3.3.2.3 Efficacia del training e discussione

Dai risultati emerge come la procedura applicata dall’approccio RFT sia efficace nel promuovere l’abilità di perspective taking. Infatti, nella fase di post-test i bambini hanno mostrato in generale un aumento di risposte corrette nella risoluzione delle relazioni deittiche rispetto al pre-test, suggerendo l’acquisizione di una classe di operanti.

Inoltre, è interessante notare come dallo studio di Davlin, Rehfeldt e Lovett (2011) siano emersi anche effetti di generalizzazione; infatti i bambini hanno mostrato nella fase di post-test miglioramenti nella risoluzione di prove analoghe ma differenti nella forma, contenute all’interno di ulteriori dieci storie, diverse da quelle presentate in fase di training.

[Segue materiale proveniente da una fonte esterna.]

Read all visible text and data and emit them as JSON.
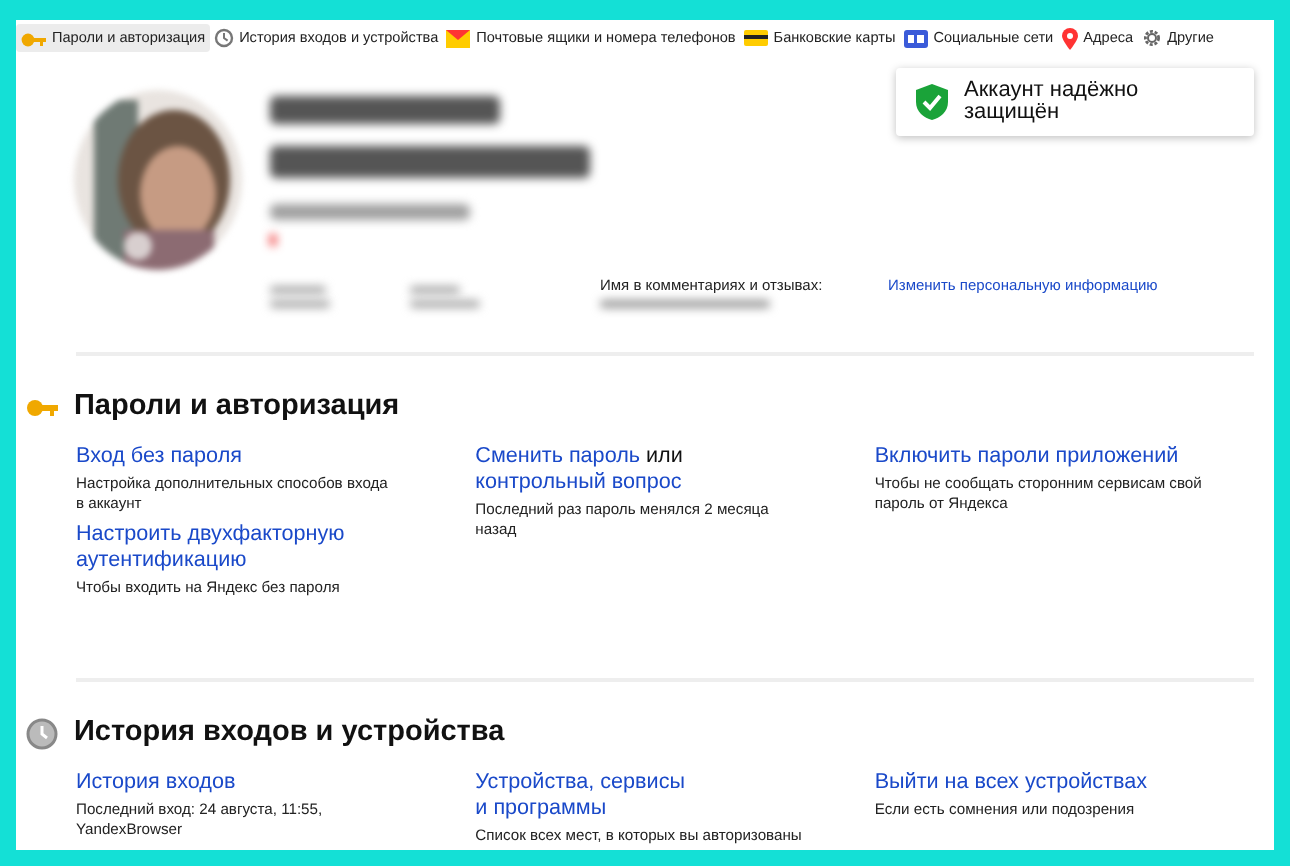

I risultati hanno dimostrato quindi come tale metodologia di intervento abbia permesso ai bambini di acquisire maggiori abilità di perspective taking, potenzialmente generalizzabili ad avvenimenti della vita reale in cui è necessario padroneggiare prospettive differenti dalla propria.

Effetti di generalizzazione, ma in questo caso tra prove differenti, sono emersi anche nella ricerca di Weil, Hayes e Capurro (2011); in cui si sono evidenziati miglioramenti anche nelle prestazioni ai compiti di perspective taking cognitivo, soprattutto a seguito delle prove riferite alle relazioni inverse e a doppia inversione, confermando come l’abilità di padroneggiare questi due livelli sia la chiave della comprensione dell’inganno (McHugh et al., 2007a) e della presenza di una falsa credenza negli altri (McHugh et al., 2007b).

Nonostante i positivi risultati ottenuti, i ricercatori all’interno di tale approccio sottolineano la necessità di condurre studi su un numero più ampio di bambini (Weil et al., 2011) e creare nuovi protocolli di intervento al di fuori del setting sperimentale, in contesti maggiormente naturalistici in modo da assicurare una generalizzazioni in contesti di vita reale (Heagle e Rehfeldt, 2006; Gould et al., 2011).